Le droit étant fait de qualifications et de définitions, il faut se demander ce qu’est une vie personnelle et familiale « normale », c’est-à-dire qui peut faire référence pour le juge. Lorsque l’on constate que la famille de référence, la sainte famille, comprend une mère vierge, un fils qui est le père de sa mère, et un père qui ne l’est pas (pauvre joseph comme dirait Moustaki) on découvre qu’il ne fallait pas attendre les familles recomposées pour s’interroger sur ce qui peut constituer la norme en ce domaine !

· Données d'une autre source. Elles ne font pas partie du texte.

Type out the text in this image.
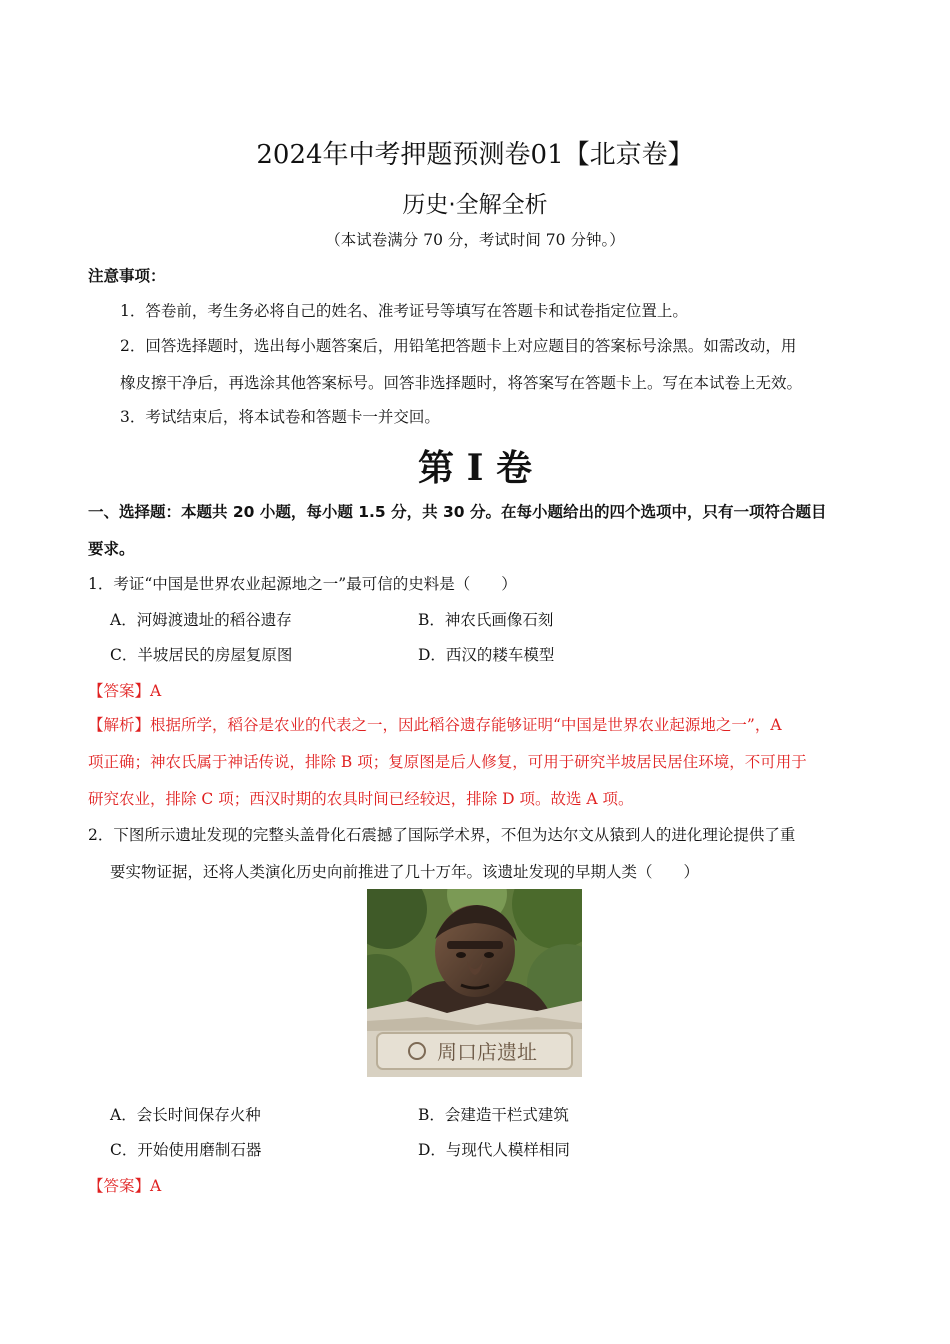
2024年中考押题预测卷01【北京卷】
历史·全解全析
（本试卷满分 70 分，考试时间 70 分钟。）
注意事项：
1．答卷前，考生务必将自己的姓名、准考证号等填写在答题卡和试卷指定位置上。
2．回答选择题时，选出每小题答案后，用铅笔把答题卡上对应题目的答案标号涂黑。如需改动，用
橡皮擦干净后，再选涂其他答案标号。回答非选择题时，将答案写在答题卡上。写在本试卷上无效。
3．考试结束后，将本试卷和答题卡一并交回。
第 I 卷
一、选择题：本题共 20 小题，每小题 1.5 分，共 30 分。在每小题给出的四个选项中，只有一项符合题目
要求。
1．考证“中国是世界农业起源地之一”最可信的史料是（　　）
A．河姆渡遗址的稻谷遗存	B．神农氏画像石刻
C．半坡居民的房屋复原图	D．西汉的耧车模型
【答案】A
【解析】根据所学，稻谷是农业的代表之一，因此稻谷遗存能够证明“中国是世界农业起源地之一”，A
项正确；神农氏属于神话传说，排除 B 项；复原图是后人修复，可用于研究半坡居民居住环境，不可用于
研究农业，排除 C 项；西汉时期的农具时间已经较迟，排除 D 项。故选 A 项。
2．下图所示遗址发现的完整头盖骨化石震撼了国际学术界，不但为达尔文从猿到人的进化理论提供了重
要实物证据，还将人类演化历史向前推进了几十万年。该遗址发现的早期人类（　　）
周口店遗址
A．会长时间保存火种	B．会建造干栏式建筑
C．开始使用磨制石器	D．与现代人模样相同
【答案】A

Le plus gênant dans ce affaires est peut être que, sous couvert de protéger le salarié, on invite l’employeur à s’intéresser à sa situation de famille…ce qui lui est par ailleurs interdit. Mais si je dois tenir compte dans mes décisions de gestion de la situation familiale du salarié, il est difficile d’imaginer que je vais m’en désintéresser au moment de l’embauche. L’enfer, on le sait, est pavé de bonnes intentions, en voici une nouvelle illustration. La logique voudrait que si l’employeur ne peut s’intéresser à la vie privée et familiale du salarié, ce dernier ne puisse à son tour l’invoquer dans le cadre de son contrat de travail. Dans ce domaine plus que dans d’autres peut être, toute exception au principe fait disparaître le principe lui-même.